If you've got a surface which only contains solid color polygons, then it is pretty easy to translate that into Postscript commands. However, if you have something which makes the color vary across the interior of the polygon, you have a case which can't be represented very cleanly in the PostScript language.
Here's an example.
patch('FaceColor','yellow')
print first.eps -depsc
edit first.eps
If you look at that file, you'll see that it contains commands which draw a triangle and fill it with yellow.
Now try this:
patch('FaceColor','yellow')
l = camlight;
print second.eps -depsc
edit second.eps
If you look at this file, you'll see that it defines a triangle, but then it has the word "clip", followed by a big image. What's going on here is that the camlight command created a 'local' light. This means that the lighting varies across the interior of the triangle. Because this can't be represented exactly in PostScript, it turned the triangle into a clip region, and created a big image with the colors which resulted from the lighting calculations, and painted that "through" the clip mask. This results in the correct image, but it's obviously much more complex than the first case. I expect that this complexity is what's causing the problem here.

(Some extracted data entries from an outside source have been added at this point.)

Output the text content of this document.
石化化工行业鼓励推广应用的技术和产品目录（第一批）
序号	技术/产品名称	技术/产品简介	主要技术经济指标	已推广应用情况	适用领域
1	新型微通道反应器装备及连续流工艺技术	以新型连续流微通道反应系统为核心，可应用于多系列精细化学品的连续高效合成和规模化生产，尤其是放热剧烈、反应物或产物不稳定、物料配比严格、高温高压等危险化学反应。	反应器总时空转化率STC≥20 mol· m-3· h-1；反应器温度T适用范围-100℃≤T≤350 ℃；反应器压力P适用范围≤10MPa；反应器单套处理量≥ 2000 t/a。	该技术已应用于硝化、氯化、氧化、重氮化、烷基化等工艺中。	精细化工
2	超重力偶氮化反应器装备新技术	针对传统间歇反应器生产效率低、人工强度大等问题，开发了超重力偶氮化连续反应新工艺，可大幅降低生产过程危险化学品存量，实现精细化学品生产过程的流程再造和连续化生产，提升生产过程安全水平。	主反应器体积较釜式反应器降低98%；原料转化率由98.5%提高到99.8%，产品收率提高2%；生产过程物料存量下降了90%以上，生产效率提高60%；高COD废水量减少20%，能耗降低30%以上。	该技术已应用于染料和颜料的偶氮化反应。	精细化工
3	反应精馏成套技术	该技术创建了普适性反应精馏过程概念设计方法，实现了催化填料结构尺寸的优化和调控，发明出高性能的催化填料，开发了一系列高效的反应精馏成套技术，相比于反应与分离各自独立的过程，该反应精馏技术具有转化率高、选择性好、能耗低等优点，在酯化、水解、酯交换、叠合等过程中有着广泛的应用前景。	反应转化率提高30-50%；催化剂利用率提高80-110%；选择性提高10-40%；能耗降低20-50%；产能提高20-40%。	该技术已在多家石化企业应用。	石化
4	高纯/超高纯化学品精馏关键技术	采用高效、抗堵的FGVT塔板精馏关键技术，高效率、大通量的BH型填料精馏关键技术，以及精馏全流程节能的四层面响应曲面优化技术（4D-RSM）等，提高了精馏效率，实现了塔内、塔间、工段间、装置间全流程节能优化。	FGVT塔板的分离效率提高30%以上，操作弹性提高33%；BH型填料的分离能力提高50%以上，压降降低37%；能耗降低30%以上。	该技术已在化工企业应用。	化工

I think that in your example, you appear to have an infinite light (which will result in constant shading), but you have FaceLighting='gouraud' and which will also get you into this case.
Try changing FaceColor to 'flat' and see if that helps.
I'll see if I can figure out what's really going on in the more complex case.

Magrini William
Magrini William on 9 Dec 2015
Thank you for your answer. I see what you mean in your two examples but unfortunately, changing 'FaceColor' to 'flat' didn't solve the problem... Even if I put FaceColor and EdgeColor to 'flat' it's still the same problem.
  1 Comment
Mike Garrity
Mike Garrity on 9 Dec 2015
Sorry, my bad. I meant FaceLighting and EdgeLighting, not FaceColor.